A Somerset, N.J., woman went to Newark Airport Monday afternoon even though she knew her flight to Puerto Rico had been canceled.
“For four hours, I tried to call,” she told WCBS 880’s Marla Diamond. “They hung up on me. I tried to rebook on the computer, you could not. So this is my only answer to getting another flight.”
More than 4,000 flights were canceled across the country Monday, and more than 1,300 had already been canceled for Tuesday.
“These industry-wide cancellations, on top of the previous days’ cancellations, have now left millions of air travelers displaced, struggling to find any available seat to get to their destinations,” JetBlue said in a statement.
Operations will begin to ramp up again at 10 a.m.

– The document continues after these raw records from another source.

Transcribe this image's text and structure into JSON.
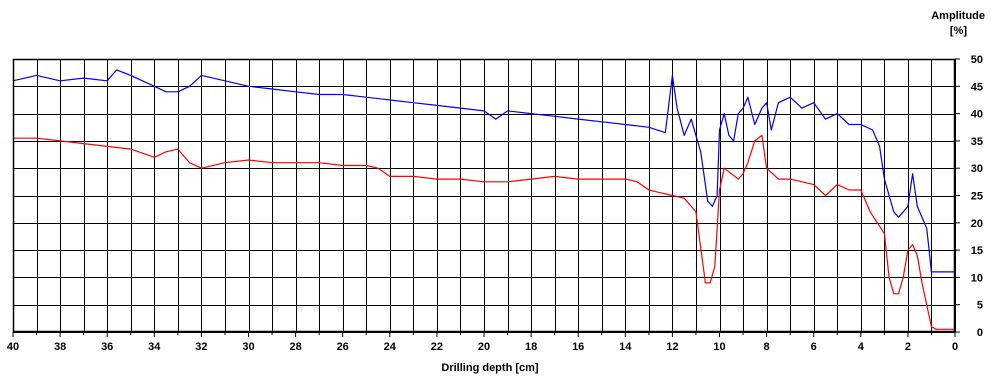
{
  "chart_data": {
    "type": "line",
    "title": "",
    "xlabel": "Drilling depth [cm]",
    "ylabel_line1": "Amplitude",
    "ylabel_line2": "[%]",
    "xlim": [
      40,
      0
    ],
    "ylim": [
      0,
      50
    ],
    "x_ticks": [
      40,
      38,
      36,
      34,
      32,
      30,
      28,
      26,
      24,
      22,
      20,
      18,
      16,
      14,
      12,
      10,
      8,
      6,
      4,
      2,
      0
    ],
    "y_ticks": [
      0,
      5,
      10,
      15,
      20,
      25,
      30,
      35,
      40,
      45,
      50
    ],
    "grid": true,
    "series": [
      {
        "color": "#0000ff",
        "x": [
          40,
          39,
          38,
          37,
          36,
          35.6,
          35,
          34,
          33.5,
          33,
          32.5,
          32,
          31,
          30,
          29,
          28,
          27,
          26,
          25,
          24,
          23,
          22,
          21,
          20,
          19.5,
          19,
          18,
          17,
          16,
          15,
          14,
          13,
          12.3,
          12,
          11.8,
          11.5,
          11.2,
          11,
          10.8,
          10.5,
          10.3,
          10.1,
          10,
          9.8,
          9.6,
          9.4,
          9.2,
          9,
          8.8,
          8.5,
          8.2,
          8,
          7.8,
          7.5,
          7,
          6.5,
          6,
          5.5,
          5,
          4.5,
          4,
          3.5,
          3.2,
          3,
          2.8,
          2.6,
          2.4,
          2.2,
          2,
          1.8,
          1.6,
          1.4,
          1.2,
          1.1,
          1,
          0.8,
          0.5,
          0.3,
          0
        ],
        "values": [
          46,
          47,
          46,
          46.5,
          46,
          48,
          47,
          45,
          44,
          44,
          45,
          47,
          46,
          45,
          44.5,
          44,
          43.5,
          43.5,
          43,
          42.5,
          42,
          41.5,
          41,
          40.5,
          39,
          40.5,
          40,
          39.5,
          39,
          38.5,
          38,
          37.5,
          36.5,
          47,
          41,
          36,
          39,
          36,
          33,
          24,
          23,
          25,
          37,
          40,
          36,
          35,
          40,
          41,
          43,
          38,
          41,
          42,
          37,
          42,
          43,
          41,
          42,
          39,
          40,
          38,
          38,
          37,
          34,
          28,
          25,
          22,
          21,
          22,
          23,
          29,
          23,
          21,
          19,
          15,
          11,
          11,
          11,
          11,
          11
        ]
      },
      {
        "color": "#ff0000",
        "x": [
          40,
          39,
          38,
          37,
          36,
          35,
          34,
          33.5,
          33,
          32.5,
          32,
          31,
          30,
          29,
          28,
          27,
          26,
          25,
          24.5,
          24,
          23,
          22,
          21,
          20,
          19,
          18,
          17,
          16,
          15,
          14,
          13.5,
          13,
          12.5,
          12,
          11.5,
          11,
          10.6,
          10.4,
          10.2,
          10,
          9.8,
          9.5,
          9.2,
          9,
          8.8,
          8.5,
          8.2,
          8,
          7.5,
          7,
          6.5,
          6,
          5.5,
          5,
          4.5,
          4,
          3.6,
          3.3,
          3,
          2.8,
          2.6,
          2.4,
          2.2,
          2,
          1.8,
          1.6,
          1.4,
          1.2,
          1,
          0.8,
          0.5,
          0.3,
          0
        ],
        "values": [
          35.5,
          35.5,
          35,
          34.5,
          34,
          33.5,
          32,
          33,
          33.5,
          31,
          30,
          31,
          31.5,
          31,
          31,
          31,
          30.5,
          30.5,
          30,
          28.5,
          28.5,
          28,
          28,
          27.5,
          27.5,
          28,
          28.5,
          28,
          28,
          28,
          27.5,
          26,
          25.5,
          25,
          24.5,
          22,
          9,
          9,
          12,
          26,
          30,
          29,
          28,
          29,
          31,
          35,
          36,
          30,
          28,
          28,
          27.5,
          27,
          25,
          27,
          26,
          26,
          22,
          20,
          18,
          10,
          7,
          7,
          10,
          15,
          16,
          14,
          9,
          5,
          1,
          0.5,
          0.5,
          0.5,
          0.5
        ]
      }
    ]
  }
}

Tuesday and the airline expects to be fully operational by 3 p.m. Tuesday.
JetBlue says if your flight has been canceled, you can rebook your flight or request a refund online.
For more information from JetBlue, click here.
Southwest and United airlines temporarily halted operations in Chicago, where a deep freeze has been hovering with temperatures far below the lows forecast for the Tri-State Area. The official temperature in Chicago’s O’Hare International Airport on Monday hit minus 16, which shattered the record of minus 14 for this date in the Windy City — set in 1988.
Meanwhile, conditions have been so cold that American Airlines says its fuel supplies are frozen.
“American will have minimal operations today in Chicago and in other cities in the Midwest and Northeast,” spokesperson Kent Powell said in a statement to CBS 2. “We have already canceled more than 900 flights today (mainline and regional), with more to come.”
American Airlines says it’s offering travelers the option to change their flights without penalty if traveling to, through or from certain airports.
For more information from American Airlines, click here.
Meanwhile, Delta says it’s keeping normal operations. As of 5 p.m., it has canceled 50 flights at LaGuardia and 20 at JFK, Moghe reported.
Browning said that’s frustrating.
“I’m sitting out there watching airplanes take off and land,” he said. “So it doesn’t make sense to me, why are they so cautious and the other airlines are flying?”
American Airlines passenger Jerome Jacobs said the grass is always greener on the other side. He’s dealt with repeated delays since Sunday.
“It would have been better (to have his flight canceled) because I could have stayed home and come in tomorrow,” instead of waiting and hoping to take off, he told Moghe.